「タツマキちゃーん、トリックオアトリート」

タツマキが自宅の扉を開けると同時に響いたその声に、彼女は無言のまま扉を閉めた。

「うわああああごめん、冗談です閉めないで!」

質の悪いセールスマンよろしく扉の隙間に足先をねじ込んで締め出されることを回避したナマエを、タツマキは寝起きのやや不機嫌そうな眼差しで睨みあげた。扉の隙間から室内に染み込んでくる朝の空気は、10月の終わりに相応しく冷たく湿っている。それが、タツマキの機嫌を輪をかけて損ねた。

「なんなわけ?用があるならさっさとしなさいよ」
「……なんか今日はいつにも増してご機嫌ななめだね?」

幼い子供に対して言うようなその口調に腹を立てたタツマキは、ナマエに向かって人差指を向ける。超能力を使ってやろうか、というその無言の脅迫は、しっかりと彼女に効いた。ナマエは慌てたように「ちょ、ごめん!やめて!」と口早に謝ってから、携えていた手提げ袋からセロハンで包装された菓子を取り出した。

「ハッピーハロウィン」

どこにでも売っているような透明なセロハンの袋の向こうで、ジャックオランタンを模した一口大のマフィンがいくつも笑っていた。生地にかぼちゃを使っているのか、柔らかなオレンジ色をしたそれを、タツマキはしみじみと眺める。
袋越しに見えるナマエの笑顔にせっつかれているような気がして、タツマキは袋の口を縛っていたモールをねじり取り、それをおずおずとひとつ取り出した。見れば見るほどよく出来ているそれ。
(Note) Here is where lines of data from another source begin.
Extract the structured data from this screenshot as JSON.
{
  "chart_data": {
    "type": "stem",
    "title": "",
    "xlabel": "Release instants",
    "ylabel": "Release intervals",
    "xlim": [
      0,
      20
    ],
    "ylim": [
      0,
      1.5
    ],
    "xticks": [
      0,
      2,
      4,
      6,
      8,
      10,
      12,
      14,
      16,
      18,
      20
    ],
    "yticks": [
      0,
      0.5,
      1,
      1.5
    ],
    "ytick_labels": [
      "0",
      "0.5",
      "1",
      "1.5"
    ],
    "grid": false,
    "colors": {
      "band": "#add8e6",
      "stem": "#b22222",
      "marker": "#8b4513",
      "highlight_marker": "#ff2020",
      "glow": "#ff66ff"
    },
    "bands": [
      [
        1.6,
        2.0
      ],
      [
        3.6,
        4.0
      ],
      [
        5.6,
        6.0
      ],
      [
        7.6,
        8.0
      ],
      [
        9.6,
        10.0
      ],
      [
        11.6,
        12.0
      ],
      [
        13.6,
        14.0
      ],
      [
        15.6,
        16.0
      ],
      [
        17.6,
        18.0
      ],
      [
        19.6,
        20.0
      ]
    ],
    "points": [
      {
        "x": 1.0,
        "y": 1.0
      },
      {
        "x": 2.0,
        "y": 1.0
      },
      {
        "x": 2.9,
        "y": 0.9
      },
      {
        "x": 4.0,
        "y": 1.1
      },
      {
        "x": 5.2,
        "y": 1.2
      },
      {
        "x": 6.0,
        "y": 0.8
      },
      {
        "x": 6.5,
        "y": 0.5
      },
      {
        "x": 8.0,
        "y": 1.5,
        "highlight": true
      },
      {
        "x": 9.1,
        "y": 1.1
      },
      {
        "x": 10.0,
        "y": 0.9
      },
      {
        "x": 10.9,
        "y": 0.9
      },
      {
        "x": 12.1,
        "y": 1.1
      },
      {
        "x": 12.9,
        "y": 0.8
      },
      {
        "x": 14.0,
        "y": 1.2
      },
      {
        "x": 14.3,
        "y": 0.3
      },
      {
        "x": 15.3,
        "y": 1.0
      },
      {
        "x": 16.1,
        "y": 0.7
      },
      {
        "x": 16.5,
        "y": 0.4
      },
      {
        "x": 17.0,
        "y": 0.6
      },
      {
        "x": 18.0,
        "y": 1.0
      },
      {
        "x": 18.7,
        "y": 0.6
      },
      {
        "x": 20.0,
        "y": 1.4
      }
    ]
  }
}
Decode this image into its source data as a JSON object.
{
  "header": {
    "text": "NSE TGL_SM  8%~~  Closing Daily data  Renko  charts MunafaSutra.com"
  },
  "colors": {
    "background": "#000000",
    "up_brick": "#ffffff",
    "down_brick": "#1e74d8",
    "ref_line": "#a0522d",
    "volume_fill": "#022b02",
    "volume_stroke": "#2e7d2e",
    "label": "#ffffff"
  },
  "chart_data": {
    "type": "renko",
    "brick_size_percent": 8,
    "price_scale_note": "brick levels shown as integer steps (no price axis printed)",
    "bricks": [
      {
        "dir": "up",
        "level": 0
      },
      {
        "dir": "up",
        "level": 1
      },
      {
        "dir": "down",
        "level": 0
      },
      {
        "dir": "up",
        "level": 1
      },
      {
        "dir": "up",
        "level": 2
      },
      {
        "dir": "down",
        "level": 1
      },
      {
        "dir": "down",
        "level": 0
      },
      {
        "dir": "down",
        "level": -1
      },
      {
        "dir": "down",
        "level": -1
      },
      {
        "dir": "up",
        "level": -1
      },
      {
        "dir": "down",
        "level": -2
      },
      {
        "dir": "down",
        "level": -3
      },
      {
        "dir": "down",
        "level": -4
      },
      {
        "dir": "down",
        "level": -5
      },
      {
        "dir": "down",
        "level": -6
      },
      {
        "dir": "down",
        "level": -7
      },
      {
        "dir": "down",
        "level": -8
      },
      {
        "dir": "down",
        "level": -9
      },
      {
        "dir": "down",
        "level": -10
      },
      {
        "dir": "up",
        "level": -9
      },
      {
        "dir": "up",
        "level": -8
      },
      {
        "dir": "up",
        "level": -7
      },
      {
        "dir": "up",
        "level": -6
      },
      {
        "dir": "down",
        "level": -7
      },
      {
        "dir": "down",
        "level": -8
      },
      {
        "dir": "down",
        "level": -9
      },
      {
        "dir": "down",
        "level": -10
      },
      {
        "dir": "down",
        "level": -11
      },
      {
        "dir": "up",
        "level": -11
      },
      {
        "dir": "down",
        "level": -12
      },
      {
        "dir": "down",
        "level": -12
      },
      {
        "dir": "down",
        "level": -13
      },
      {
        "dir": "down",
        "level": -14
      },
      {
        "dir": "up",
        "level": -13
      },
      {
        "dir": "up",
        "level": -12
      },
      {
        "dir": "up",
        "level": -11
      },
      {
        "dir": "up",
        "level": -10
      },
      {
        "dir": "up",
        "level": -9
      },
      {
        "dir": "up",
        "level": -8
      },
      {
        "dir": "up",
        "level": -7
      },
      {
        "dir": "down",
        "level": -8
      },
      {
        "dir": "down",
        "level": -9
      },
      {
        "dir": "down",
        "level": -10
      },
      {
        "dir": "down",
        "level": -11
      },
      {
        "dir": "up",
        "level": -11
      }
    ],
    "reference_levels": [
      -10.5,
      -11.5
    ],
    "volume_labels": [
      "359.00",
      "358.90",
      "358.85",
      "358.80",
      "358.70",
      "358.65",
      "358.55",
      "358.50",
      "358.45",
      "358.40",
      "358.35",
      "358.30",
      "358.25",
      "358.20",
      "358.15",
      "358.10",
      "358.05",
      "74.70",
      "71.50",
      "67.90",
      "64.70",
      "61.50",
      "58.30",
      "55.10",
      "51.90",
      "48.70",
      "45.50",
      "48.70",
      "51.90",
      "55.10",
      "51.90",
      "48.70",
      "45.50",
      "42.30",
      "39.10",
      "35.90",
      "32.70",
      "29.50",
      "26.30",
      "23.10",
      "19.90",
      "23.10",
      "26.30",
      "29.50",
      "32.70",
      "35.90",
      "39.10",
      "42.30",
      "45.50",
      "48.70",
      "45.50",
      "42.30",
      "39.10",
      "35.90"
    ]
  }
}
若緑色の瞳でマフィンと彼女の笑みを交互に眺めていたタツマキは、唐突に彼女に人差指を向けた。
自分の体に、いきなり見えない力がかかったことに驚いたナマエは、「わっ」と悲鳴じみた声をあげてその口を大きく開いた。タツマキはこともなげな表情を浮かべたまま、彼女の口の中にマフィンを放り込む。
ぱくん、と口を閉じたナマエの顔が、瞬時に歪んだ。

「やっぱり。どうせそんなことだろうと思ったわ」

悶える彼女を涼しい瞳で見やったタツマキは、そう言ってもうひとつマフィンを取り出してそれを真っ二つに割ってみる。中から出てきたのは、緑色をしているペースト状の物体だった。つん、と鼻を突く独特の匂い。わさびだ、とタツマキが理解したと同時に、ナマエは掠れた涙声で「たつまきちゃん、お水くださひ……」と嘆願した。タツマキを見つめる瞳はわさびの刺激のせいで潤んでいた。まばたきをすればすぐにでも雫がこぼれ落ちそうな、丸っこい瞳。
悪戯を仕掛けようとしていた相手によくもまあ簡単にすがれるものだと思ったタツマキは小さくひとつため息をついてから、再び人差指を彼女に向ける。

「玄関先にいられると迷惑」

ナマエの体がふわりと浮かび上がる。タツマキは彼女と、彼女のつくったわさび入りマフィンを携えて、「だいたい朝から非常識なのよ」と悪態をつきながら家の中へ入っていった。「たつまきちゃんごめんー」というナマエの情けない声とぐずっと鼻をすすりあげた音は、タツマキの超能力で音もなく閉じた扉の向こうにさっと閉じ込められてしまった。